Vanier Cheetahs ride hard work to the top
Published Sunday, November 4, 2012 7:01PM EST
Last Updated Sunday, November 4, 2012 7:04PM EST
MONTREAL - The Vanier College Cheetahs are proving that diversity can be a great thing on a team, as players from all different backgrounds have combined to form a powerhouse that might duplicate its 2010 National Championship.
The coach says that they all share one quality: an appetite for hard work.
“We have a magic formula. I hesitate to share it with everyone," said Coach Andrew Hertzog. “It is a two-word magic formula. It's called hard work. That's all it is. I'll tell kids when I recruit them, 'if you think there is a magic wand, there isn't. I don't know any short cuts. All I know is hard work.'”
One example of the Cheetah melting pot is found in two francophones from Three Rivers who believe strong English is going to help their career after basketball.
“I didn't choose an English school,” said Cheetah player John Daniel Mathieu. “I chose Vanier. I believe that to do better in the world, it is a plus for me in life.”
Another factor in Vanier College's success is players just want to be around success.
London, Ontario's Kyle Johnston discovered the Cheetahs while watching their national championship run.
“I decided to come because Vanier won the national championship but I also came for the education because I thought the CEGEP program could better prepare me for university,” said Johnston.

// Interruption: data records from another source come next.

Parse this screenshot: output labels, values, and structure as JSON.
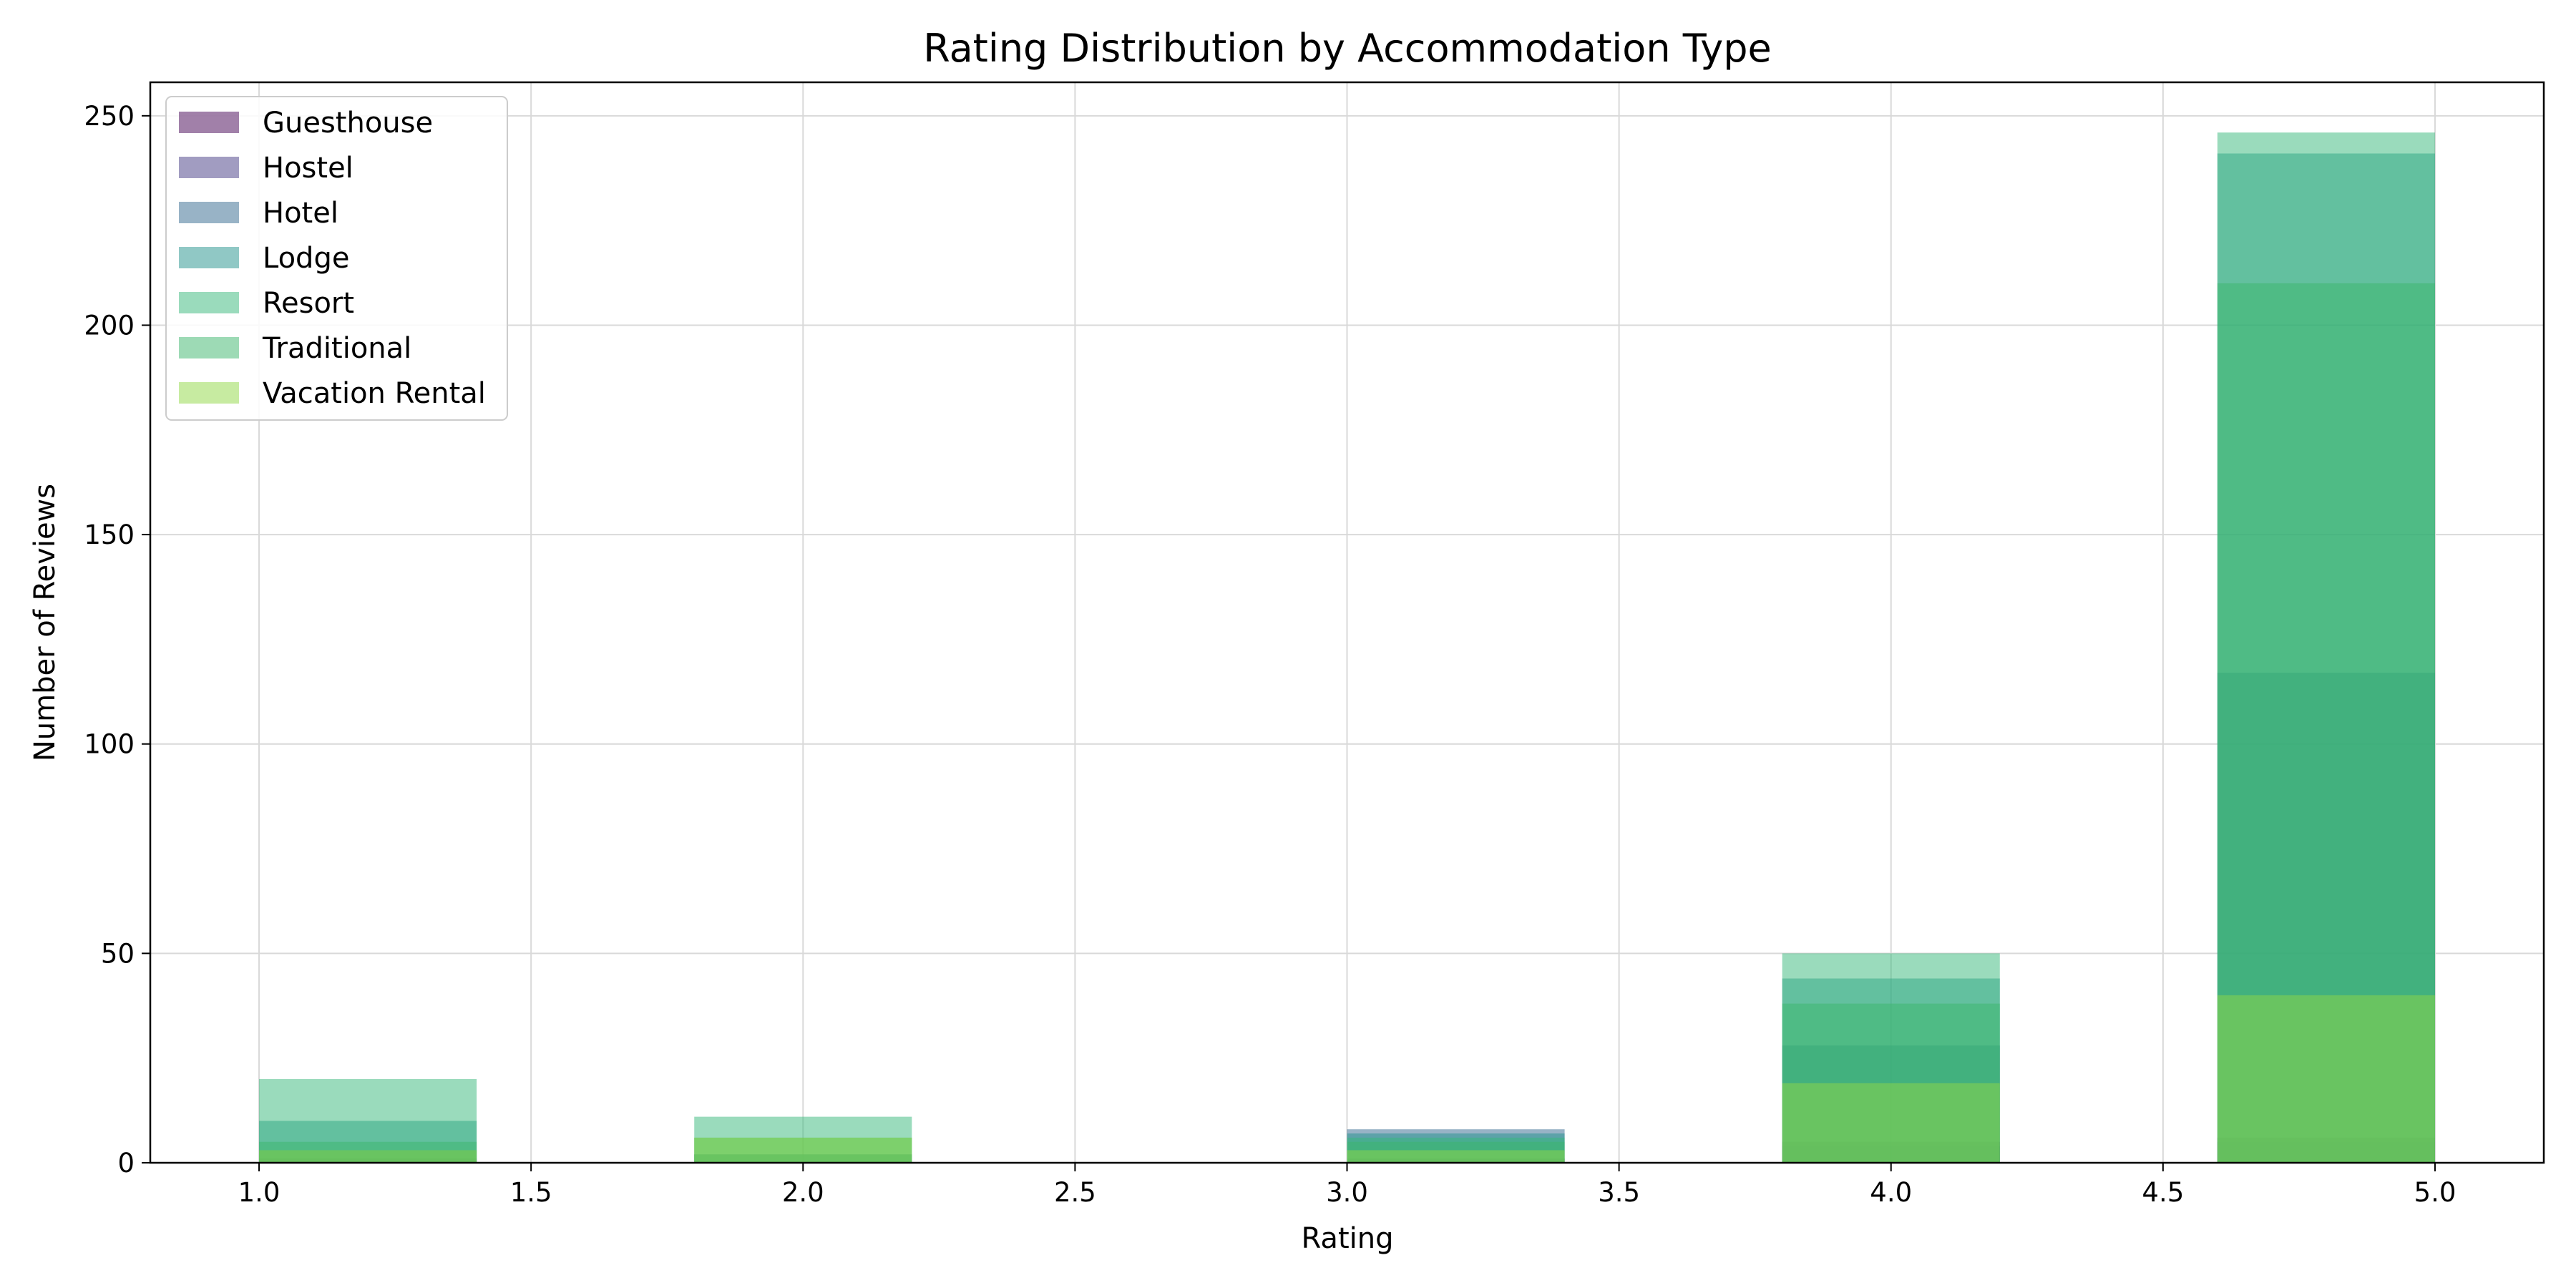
{
  "chart_data": {
    "type": "bar",
    "subtype": "overlapping-histogram",
    "title": "Rating Distribution by Accommodation Type",
    "xlabel": "Rating",
    "ylabel": "Number of Reviews",
    "xlim": [
      0.8,
      5.2
    ],
    "ylim": [
      0,
      258
    ],
    "xticks": [
      "1.0",
      "1.5",
      "2.0",
      "2.5",
      "3.0",
      "3.5",
      "4.0",
      "4.5",
      "5.0"
    ],
    "yticks": [
      "0",
      "50",
      "100",
      "150",
      "200",
      "250"
    ],
    "grid": true,
    "legend_position": "top-left",
    "bins": [
      [
        1.0,
        1.4
      ],
      [
        1.8,
        2.2
      ],
      [
        3.0,
        3.4
      ],
      [
        3.8,
        4.2
      ],
      [
        4.6,
        5.0
      ]
    ],
    "series": [
      {
        "name": "Guesthouse",
        "color": "#440154",
        "values": [
          1,
          0,
          1,
          5,
          6
        ]
      },
      {
        "name": "Hostel",
        "color": "#443983",
        "values": [
          0,
          0,
          1,
          4,
          5
        ]
      },
      {
        "name": "Hotel",
        "color": "#31688e",
        "values": [
          3,
          2,
          8,
          28,
          117
        ]
      },
      {
        "name": "Lodge",
        "color": "#21918c",
        "values": [
          10,
          2,
          7,
          44,
          241
        ]
      },
      {
        "name": "Resort",
        "color": "#35b779",
        "values": [
          20,
          11,
          6,
          50,
          246
        ]
      },
      {
        "name": "Traditional",
        "color": "#3bb56b",
        "values": [
          5,
          6,
          5,
          38,
          210
        ]
      },
      {
        "name": "Vacation Rental",
        "color": "#90d743",
        "values": [
          3,
          6,
          3,
          19,
          40
        ]
      }
    ],
    "bar_opacity": 0.5
  }
}
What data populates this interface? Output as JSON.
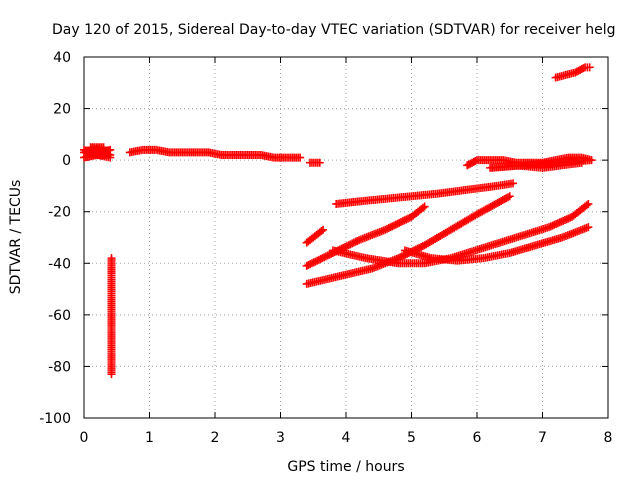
{
  "chart_data": {
    "type": "scatter",
    "title": "Day 120 of 2015, Sidereal Day-to-day VTEC variation (SDTVAR) for receiver helg",
    "xlabel": "GPS time / hours",
    "ylabel": "SDTVAR / TECUs",
    "xlim": [
      0,
      8
    ],
    "ylim": [
      -100,
      40
    ],
    "x_ticks": [
      0,
      1,
      2,
      3,
      4,
      5,
      6,
      7,
      8
    ],
    "y_ticks": [
      -100,
      -80,
      -60,
      -40,
      -20,
      0,
      20,
      40
    ],
    "x_tick_labels": [
      "0",
      "1",
      "2",
      "3",
      "4",
      "5",
      "6",
      "7",
      "8"
    ],
    "y_tick_labels": [
      "-100",
      "-80",
      "-60",
      "-40",
      "-20",
      "0",
      "20",
      "40"
    ],
    "grid": true,
    "legend": "none",
    "marker": "plus",
    "color": "#ff0000",
    "series": [
      {
        "points": [
          [
            0.0,
            4
          ],
          [
            0.1,
            3
          ],
          [
            0.2,
            4
          ],
          [
            0.3,
            3
          ],
          [
            0.4,
            4
          ],
          [
            0.0,
            1
          ],
          [
            0.2,
            2
          ],
          [
            0.4,
            2
          ],
          [
            0.1,
            5
          ],
          [
            0.3,
            5
          ],
          [
            0.0,
            3
          ],
          [
            0.4,
            1
          ]
        ]
      },
      {
        "points": [
          [
            0.7,
            3
          ],
          [
            0.9,
            4
          ],
          [
            1.1,
            4
          ],
          [
            1.3,
            3
          ],
          [
            1.5,
            3
          ],
          [
            1.7,
            3
          ],
          [
            1.9,
            3
          ],
          [
            2.1,
            2
          ],
          [
            2.3,
            2
          ],
          [
            2.5,
            2
          ],
          [
            2.7,
            2
          ],
          [
            2.9,
            1
          ],
          [
            3.1,
            1
          ],
          [
            3.3,
            1
          ]
        ]
      },
      {
        "points": [
          [
            3.45,
            -1
          ],
          [
            3.6,
            -1
          ]
        ]
      },
      {
        "points": [
          [
            0.42,
            -38
          ],
          [
            0.42,
            -41
          ],
          [
            0.42,
            -44
          ],
          [
            0.42,
            -69
          ],
          [
            0.42,
            -72
          ],
          [
            0.42,
            -83
          ]
        ]
      },
      {
        "points": [
          [
            3.4,
            -32
          ],
          [
            3.55,
            -29
          ],
          [
            3.65,
            -27
          ]
        ]
      },
      {
        "points": [
          [
            3.85,
            -17
          ],
          [
            4.2,
            -16
          ],
          [
            4.6,
            -15
          ],
          [
            5.0,
            -14
          ],
          [
            5.4,
            -13
          ],
          [
            5.7,
            -12
          ],
          [
            6.0,
            -11
          ],
          [
            6.3,
            -10
          ],
          [
            6.55,
            -9
          ]
        ]
      },
      {
        "points": [
          [
            3.4,
            -41
          ],
          [
            3.8,
            -36
          ],
          [
            4.2,
            -31
          ],
          [
            4.6,
            -27
          ],
          [
            5.0,
            -22
          ],
          [
            5.2,
            -18
          ]
        ]
      },
      {
        "points": [
          [
            3.4,
            -48
          ],
          [
            3.9,
            -45
          ],
          [
            4.4,
            -42
          ],
          [
            4.8,
            -38
          ],
          [
            5.2,
            -33
          ],
          [
            5.6,
            -27
          ],
          [
            6.0,
            -21
          ],
          [
            6.5,
            -14
          ]
        ]
      },
      {
        "points": [
          [
            3.8,
            -35
          ],
          [
            4.3,
            -38
          ],
          [
            4.8,
            -40
          ],
          [
            5.2,
            -40
          ],
          [
            5.6,
            -38
          ],
          [
            6.1,
            -34
          ],
          [
            6.6,
            -30
          ],
          [
            7.1,
            -26
          ],
          [
            7.45,
            -22
          ],
          [
            7.7,
            -17
          ]
        ]
      },
      {
        "points": [
          [
            4.9,
            -35
          ],
          [
            5.3,
            -38
          ],
          [
            5.7,
            -39
          ],
          [
            6.1,
            -38
          ],
          [
            6.5,
            -36
          ],
          [
            6.9,
            -33
          ],
          [
            7.3,
            -30
          ],
          [
            7.7,
            -26
          ]
        ]
      },
      {
        "points": [
          [
            5.85,
            -2
          ],
          [
            6.0,
            0
          ],
          [
            6.2,
            0
          ],
          [
            6.4,
            0
          ],
          [
            6.6,
            -1
          ],
          [
            6.8,
            -1
          ],
          [
            7.0,
            -1
          ],
          [
            7.2,
            0
          ],
          [
            7.4,
            1
          ],
          [
            7.6,
            1
          ],
          [
            7.75,
            0
          ],
          [
            6.2,
            -3
          ],
          [
            6.6,
            -2
          ],
          [
            7.0,
            -3
          ],
          [
            7.3,
            -2
          ],
          [
            7.6,
            -1
          ]
        ]
      },
      {
        "points": [
          [
            7.2,
            32
          ],
          [
            7.35,
            33
          ],
          [
            7.5,
            34
          ],
          [
            7.65,
            36
          ],
          [
            7.72,
            36
          ]
        ]
      }
    ]
  }
}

If the Cheetahs fight for a national championship this year, it will be on the back of Tevonn Walker who is being recruited by American universities.
“They've been calling me recently talking about taking business, there’s a lot of interest from the other side of the border. I like it. It's good,” said Walker.
Coach Hertzog eventually confessed that there might be an element other than hard work helping out the team.
“A big part of our success is we have a certain reputation. We get kids to the next level. The last few years we have gotten players even the ones sitting the end of the bench to the university level and most of them on scholarships,” said Hertzog.